The prompt was to write about an old-school tavern, and to include one of six random objects. 1000 word limit.
I went with them all: iPod, shawl, broccoli, fake flowers, glasses, and a bookmark. Why not. I'm not sure how well this one worked. It's different. 903 words.
The Tavern's Menu
The morning sun struggled to penetrate the tavern windows, covered with decades of smoke, dirt, and spider webs. The large room was empty in the morning light, tables still pulled into groups by last nights patrons, some chairs overturned, some broken. Last night had been busy, a lot of work for all. Yet the take had been less than expected. Energy levels were low this morning, but the empty quart bottles, glasses, crumpled chip bags, and dirty plates still had to be cleaned up, lunch had to be prepared. The tavern found the strength to send out some Billys, round shouldered, slow moving, but dependable. They vacantly worked their way through the room with brooms and mops, wet cloths and disinfectant spray, empty beer cases and kitchen dish bins. They opened some windows, to clear the smell of beer and sweat and old socks, and they set out some fake flowers. At a few tables there was a pile of rumpled clothes on the chair seat, and old empty shoes underneath. Those were collected for a charity.
Within an hour, the room was relatively clean, the windows closed, and it was time for the lunch crowd. Today's special was a half-price quart and a roast pork sandwich, plus cream of broccoli soup. It was really a loss leader, but hopefully some would return that night for the band, maybe some would stay after. The tavern hoped so. There was a big crowd today, office workers and labourers, bragging of last night's conquests and today's deals, cell phones in one hand, a beer in the other. Half a dozen Kims spread out to serve them, with teased hair, short skirts, tattoos, and attitude. The tavern had honed that attitude into just the right mix of flirty and bossy, accessible and indifferent. They could break a 20 for you, or a finger.
By 2 the crowd had thinned out, with just a few regulars: retirees with nothing better to do than and yell at each other, an older couple in the corner, wrapped in their shawls, and of course Highwater. He sat for several hours, swaying back and forth as he listened to his Walkman—no iPod for him. He sang quietly, out of tune, lost in his own world, nursing a mini-pitcher of draft. Eventually he carefully counted out some change, stood, yanked up his pants enough to show his sock tops, and headed for the door. That was the signal. The tavern dimmed the lights in anticipation of the evening, cranked down the temperature to pre-cool the room, and cranked up the canned music. The afternoon crowd knew it was time, so they paid up and left.
The band showed up at 7 for their setup. The members varied from week to week, but it was always the same music: classic rock band covers, 60′s to 80′s, good to dance to. Played not that well, but with enthusiasm. They often spend an hour balancing sounds as if playing in a concert hall, a huge concert hall.

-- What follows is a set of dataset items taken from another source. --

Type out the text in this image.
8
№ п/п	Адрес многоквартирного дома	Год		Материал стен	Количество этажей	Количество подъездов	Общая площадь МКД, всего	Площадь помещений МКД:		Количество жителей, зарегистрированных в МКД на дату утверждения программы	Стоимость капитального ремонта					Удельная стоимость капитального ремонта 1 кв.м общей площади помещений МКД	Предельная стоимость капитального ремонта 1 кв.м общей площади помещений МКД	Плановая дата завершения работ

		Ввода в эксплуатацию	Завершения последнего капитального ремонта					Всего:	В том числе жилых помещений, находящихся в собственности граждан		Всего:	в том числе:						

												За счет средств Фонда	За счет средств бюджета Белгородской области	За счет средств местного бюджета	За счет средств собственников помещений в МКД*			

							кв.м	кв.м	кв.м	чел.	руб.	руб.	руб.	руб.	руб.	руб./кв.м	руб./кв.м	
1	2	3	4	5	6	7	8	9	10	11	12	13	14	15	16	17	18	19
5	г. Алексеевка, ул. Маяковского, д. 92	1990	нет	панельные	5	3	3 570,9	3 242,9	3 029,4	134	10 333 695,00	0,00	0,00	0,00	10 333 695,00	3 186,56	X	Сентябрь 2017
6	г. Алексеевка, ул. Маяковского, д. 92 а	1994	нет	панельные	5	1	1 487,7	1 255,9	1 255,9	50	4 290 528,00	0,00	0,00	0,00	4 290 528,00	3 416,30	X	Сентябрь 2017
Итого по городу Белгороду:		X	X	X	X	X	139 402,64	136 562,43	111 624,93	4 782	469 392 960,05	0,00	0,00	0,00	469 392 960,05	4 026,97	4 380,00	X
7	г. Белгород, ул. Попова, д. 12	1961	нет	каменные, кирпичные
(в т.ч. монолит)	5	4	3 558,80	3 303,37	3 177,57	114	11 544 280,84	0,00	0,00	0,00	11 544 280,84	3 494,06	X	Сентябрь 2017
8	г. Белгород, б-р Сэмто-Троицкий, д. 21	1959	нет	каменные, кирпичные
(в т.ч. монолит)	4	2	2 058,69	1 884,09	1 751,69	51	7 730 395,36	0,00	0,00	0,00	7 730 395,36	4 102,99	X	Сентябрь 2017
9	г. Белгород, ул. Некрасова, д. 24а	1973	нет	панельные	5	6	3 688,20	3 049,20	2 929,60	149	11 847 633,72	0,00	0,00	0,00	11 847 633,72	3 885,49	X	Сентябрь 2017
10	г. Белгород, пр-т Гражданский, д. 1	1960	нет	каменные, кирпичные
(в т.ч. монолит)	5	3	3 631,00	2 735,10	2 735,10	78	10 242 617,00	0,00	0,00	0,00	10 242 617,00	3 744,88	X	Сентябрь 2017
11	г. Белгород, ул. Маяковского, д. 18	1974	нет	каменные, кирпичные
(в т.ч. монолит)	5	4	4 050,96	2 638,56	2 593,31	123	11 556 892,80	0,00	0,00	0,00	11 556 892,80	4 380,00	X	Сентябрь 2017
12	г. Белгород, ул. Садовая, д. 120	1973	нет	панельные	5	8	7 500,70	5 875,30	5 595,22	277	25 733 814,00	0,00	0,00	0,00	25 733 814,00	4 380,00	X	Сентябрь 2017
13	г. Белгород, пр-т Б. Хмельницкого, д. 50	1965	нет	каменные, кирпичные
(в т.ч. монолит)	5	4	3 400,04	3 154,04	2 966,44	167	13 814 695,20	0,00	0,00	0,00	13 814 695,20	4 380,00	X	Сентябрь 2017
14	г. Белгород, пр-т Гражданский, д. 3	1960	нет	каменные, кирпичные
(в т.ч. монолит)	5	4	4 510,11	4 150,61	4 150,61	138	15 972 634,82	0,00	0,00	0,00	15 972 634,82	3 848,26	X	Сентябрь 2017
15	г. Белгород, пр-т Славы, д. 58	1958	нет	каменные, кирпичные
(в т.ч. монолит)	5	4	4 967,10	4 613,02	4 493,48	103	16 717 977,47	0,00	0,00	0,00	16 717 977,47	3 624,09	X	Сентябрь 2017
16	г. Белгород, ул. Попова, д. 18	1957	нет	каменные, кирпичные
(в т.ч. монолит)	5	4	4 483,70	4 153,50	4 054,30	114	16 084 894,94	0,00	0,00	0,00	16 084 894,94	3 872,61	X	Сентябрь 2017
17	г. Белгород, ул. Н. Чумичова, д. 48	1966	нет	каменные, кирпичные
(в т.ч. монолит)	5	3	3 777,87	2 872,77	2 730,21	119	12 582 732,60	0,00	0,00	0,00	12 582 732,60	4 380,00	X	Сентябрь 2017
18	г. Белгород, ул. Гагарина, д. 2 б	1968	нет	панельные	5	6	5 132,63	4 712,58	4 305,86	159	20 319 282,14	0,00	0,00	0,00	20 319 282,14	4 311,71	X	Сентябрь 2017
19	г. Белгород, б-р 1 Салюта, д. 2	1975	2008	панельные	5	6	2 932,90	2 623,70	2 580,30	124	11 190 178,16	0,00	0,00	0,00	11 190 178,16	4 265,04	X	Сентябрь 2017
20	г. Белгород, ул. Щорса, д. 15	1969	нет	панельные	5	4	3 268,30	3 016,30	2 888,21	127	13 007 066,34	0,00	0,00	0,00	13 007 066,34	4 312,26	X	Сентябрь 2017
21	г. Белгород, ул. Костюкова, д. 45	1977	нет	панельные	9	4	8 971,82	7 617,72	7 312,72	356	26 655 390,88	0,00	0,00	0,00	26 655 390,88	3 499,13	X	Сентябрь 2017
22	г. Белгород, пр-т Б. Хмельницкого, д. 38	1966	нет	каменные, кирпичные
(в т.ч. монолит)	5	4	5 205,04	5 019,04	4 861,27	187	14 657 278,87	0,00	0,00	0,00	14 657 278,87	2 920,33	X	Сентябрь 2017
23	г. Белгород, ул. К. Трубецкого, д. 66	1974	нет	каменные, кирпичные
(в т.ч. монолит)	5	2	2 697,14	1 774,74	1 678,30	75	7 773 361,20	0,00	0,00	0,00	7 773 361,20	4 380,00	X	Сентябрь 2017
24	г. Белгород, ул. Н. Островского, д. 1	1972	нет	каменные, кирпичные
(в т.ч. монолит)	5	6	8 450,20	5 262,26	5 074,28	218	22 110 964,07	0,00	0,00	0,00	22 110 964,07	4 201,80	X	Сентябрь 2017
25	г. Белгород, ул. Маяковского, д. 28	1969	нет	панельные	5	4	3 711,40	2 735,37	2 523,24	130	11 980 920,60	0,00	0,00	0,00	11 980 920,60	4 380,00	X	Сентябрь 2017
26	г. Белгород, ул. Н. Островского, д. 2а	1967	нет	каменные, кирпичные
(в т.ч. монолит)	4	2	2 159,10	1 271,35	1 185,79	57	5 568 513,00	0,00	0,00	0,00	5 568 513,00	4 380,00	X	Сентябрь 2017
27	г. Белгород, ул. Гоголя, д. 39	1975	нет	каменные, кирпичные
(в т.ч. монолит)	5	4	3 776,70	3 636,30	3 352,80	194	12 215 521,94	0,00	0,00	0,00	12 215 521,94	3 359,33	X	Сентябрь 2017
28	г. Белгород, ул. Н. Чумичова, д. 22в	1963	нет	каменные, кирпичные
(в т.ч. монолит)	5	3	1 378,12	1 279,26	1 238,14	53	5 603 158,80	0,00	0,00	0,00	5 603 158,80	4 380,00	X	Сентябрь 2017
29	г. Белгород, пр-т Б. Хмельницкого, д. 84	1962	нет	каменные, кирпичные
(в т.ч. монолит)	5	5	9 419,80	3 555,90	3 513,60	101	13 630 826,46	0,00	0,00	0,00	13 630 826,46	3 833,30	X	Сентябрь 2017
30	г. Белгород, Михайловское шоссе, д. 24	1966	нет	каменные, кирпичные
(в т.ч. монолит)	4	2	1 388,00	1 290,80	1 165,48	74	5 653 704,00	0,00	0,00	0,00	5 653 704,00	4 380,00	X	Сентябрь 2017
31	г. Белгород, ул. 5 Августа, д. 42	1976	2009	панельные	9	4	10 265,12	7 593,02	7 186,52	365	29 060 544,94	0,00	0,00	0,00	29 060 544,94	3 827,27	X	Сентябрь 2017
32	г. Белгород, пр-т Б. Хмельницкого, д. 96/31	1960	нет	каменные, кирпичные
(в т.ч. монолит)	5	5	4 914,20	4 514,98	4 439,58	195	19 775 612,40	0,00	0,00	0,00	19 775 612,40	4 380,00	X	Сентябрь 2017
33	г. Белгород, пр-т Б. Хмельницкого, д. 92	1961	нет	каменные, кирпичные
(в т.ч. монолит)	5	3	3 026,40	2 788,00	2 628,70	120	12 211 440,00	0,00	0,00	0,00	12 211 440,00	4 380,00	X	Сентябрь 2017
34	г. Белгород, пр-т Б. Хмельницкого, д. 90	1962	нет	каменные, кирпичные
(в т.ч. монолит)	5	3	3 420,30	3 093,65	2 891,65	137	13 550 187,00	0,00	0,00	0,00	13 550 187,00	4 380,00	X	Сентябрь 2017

After a break for a free supper and some quarts, it was show-time. Tables were already starting to fill up: the regulars, a birthday party, a few singles, some wide-eyed couples from the suburbs, The houselights went down, the band′s lights went up, and they led off with ″Mustang Sally″. Show time. With some whoops and whistles, everyone piled onto the small dance floor.
As the crowd grew, the room got hotter, the air more humid. Clothes were loosened, skin was flaunted, glistening in the bump and grind of the packed dance floor. Couples, singles, the whole birthday crowd, all danced together as one pulsating organism. The band cranked out fast tunes, one after another, all blended into one long cacophonous medley. The drums beat out a jungle rhythm, the bass rattled drink glasses, guitars screeched higher and higher, and the singer′s eyes bulged, spittle flying, as she whipped the crowd into a higher and higher frenzy. There was fighting in one corner, with grunts and groans and cries of anger, the smash of broken chairs. In another corner, grunts and groans mixed with cries of delight, as a couple followed their passions. Flashing lights, screams, a cacophony of mind-numbing music, all building to a climax—then it stopped.
One am and all went quiet.
The band collapsed to the floor, the house lights went up. Sheepish glances were exchanged, clothing gathered, and after everyone filed out, the lights dimmed back down.
As hoped for, there were a few that lagged behind, heading for a corner for a quiet smoke, for one more drink. And shooters—courtesy of the tavern. There were more stragglers than usual, a cause for celebration.
Once again daylight crept into the tavern, empty yet again, the bodies of last night′s stragglers absorbed, leaving a sad pile of clothes behind.
Except for one table. The tavern watched the man lift his head from his arms, run fingers through a shock of white hair, and stretch.
″Hello? Anybody there? Any chance I could get a coffee to start the day?″
The tavern sent a Kim out immediately with a steaming hot mug. The stranger took a sip, and lit a cigarette. He opened his notebook at the bookmark and took out a fountain pen.
He was just a fellow connoisseur of people, absorbing not their bodies but their dialogue and their actions.